The Shannons argue that RCW 4.92.100 is ambiguous because it does not state that claims against the State shall be verified by the claimant. But the statute specifically provides that a relative, attorney, or agent may verify a claim if the claimant is a minor, a nonresident, or is incapacitated from verifying, presenting, and filing the claim. This provision has meaning only if in all other circumstances, the claimant must personally verify the claim. And we must interpret the statute in a way that renders all of its language meaningful.

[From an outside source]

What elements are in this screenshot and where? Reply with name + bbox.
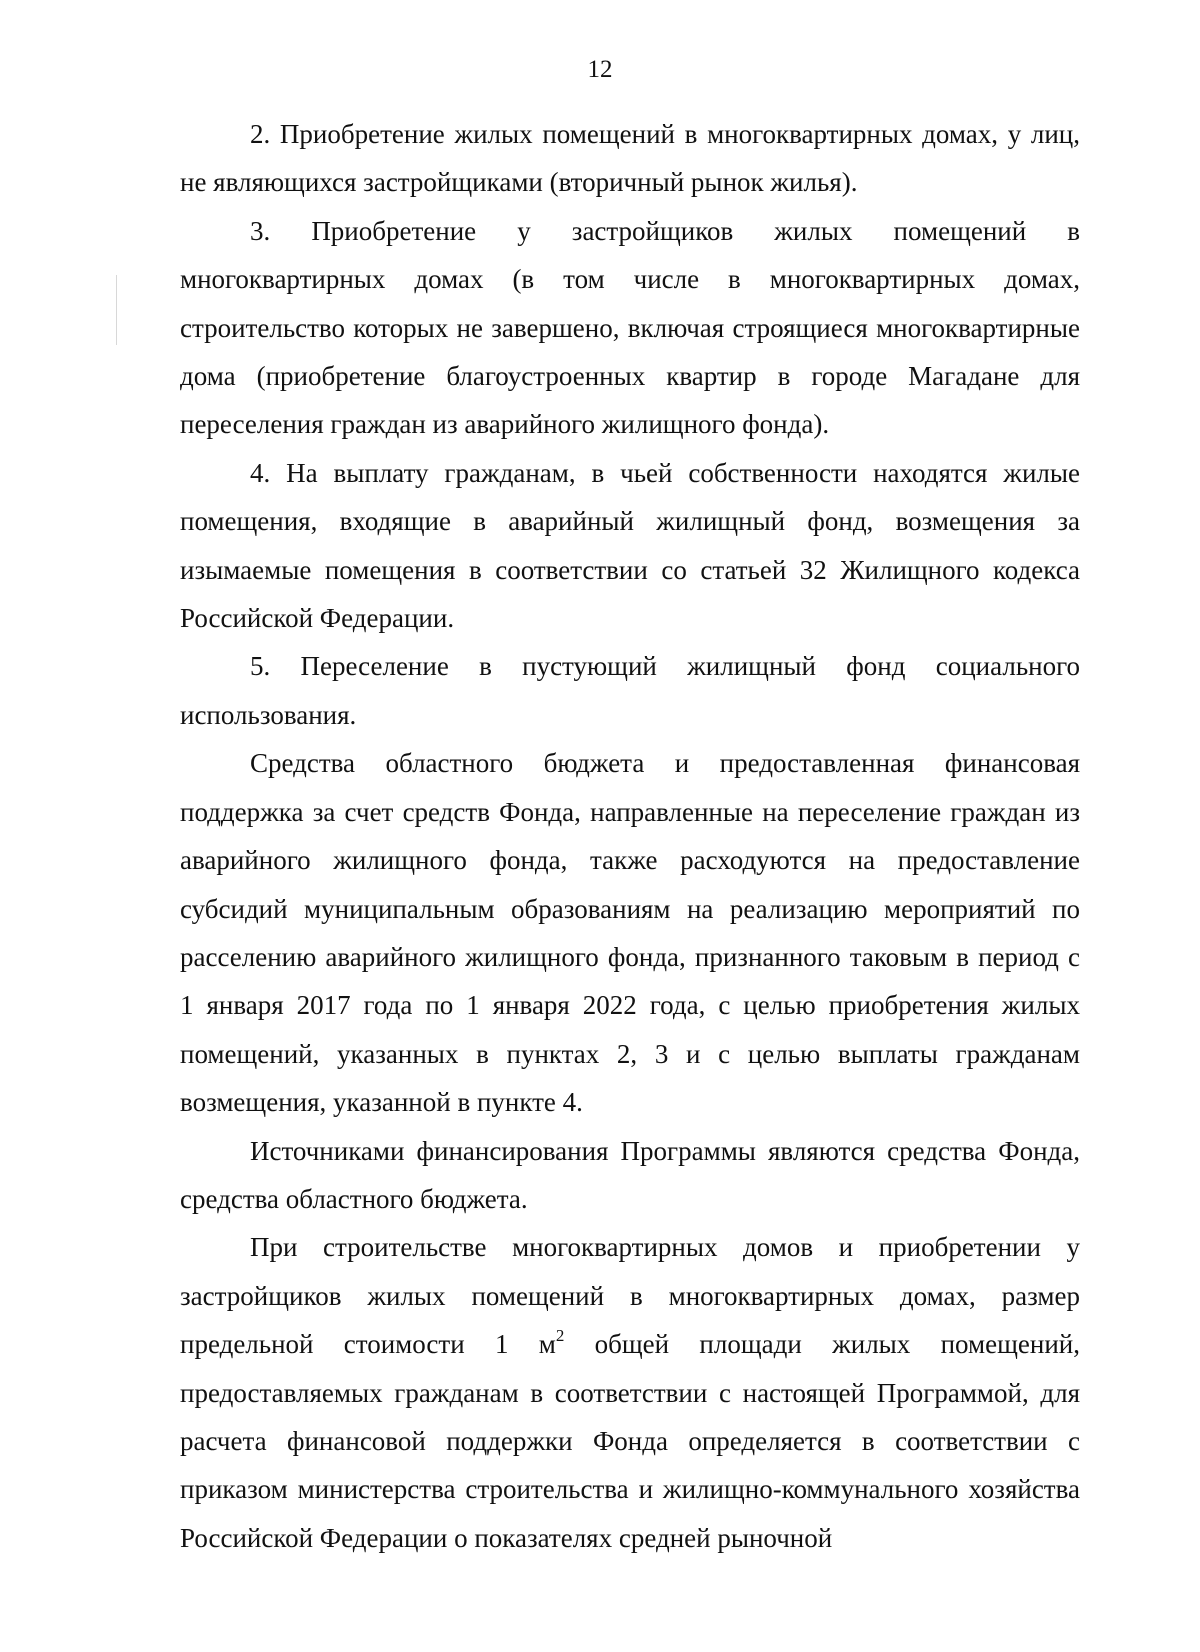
paragraph-item-5: 5. Переселение в пустующий жилищный фонд социального использования. (180, 651, 1080, 730)
paragraph-item-2: 2. Приобретение жилых помещений в многоквартирных домах, у лиц, не являющихся застройщиками (вторичный рынок жилья). (180, 119, 1080, 198)
scan-margin-mark (116, 275, 117, 345)
paragraph-item-3: 3. Приобретение у застройщиков жилых помещений в многоквартирных домах (в том числе в многоквартирных домах, строительство которых не завершено, включая строящиеся многоквартирные дома (приобретение благоустроенных квартир в городе Магадане для переселения граждан из аварийного жилищного фонда). (180, 215, 1080, 440)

The Shannons do not claim that they are minors or nonresidents or that they were incapacitated. Thus, under RCW 4.92.100 they had to personally verify and sign their tort claim.

A majority of the panel having determined that only the foregoing portion of this opinion will be printed in the Washington Appellate Reports and that the remainder shall be filed *1203 for public record pursuant to RCW 2.06.040, it is so ordered.

We concur: BRIDGEWATER, J., and HUNT, A.C.J.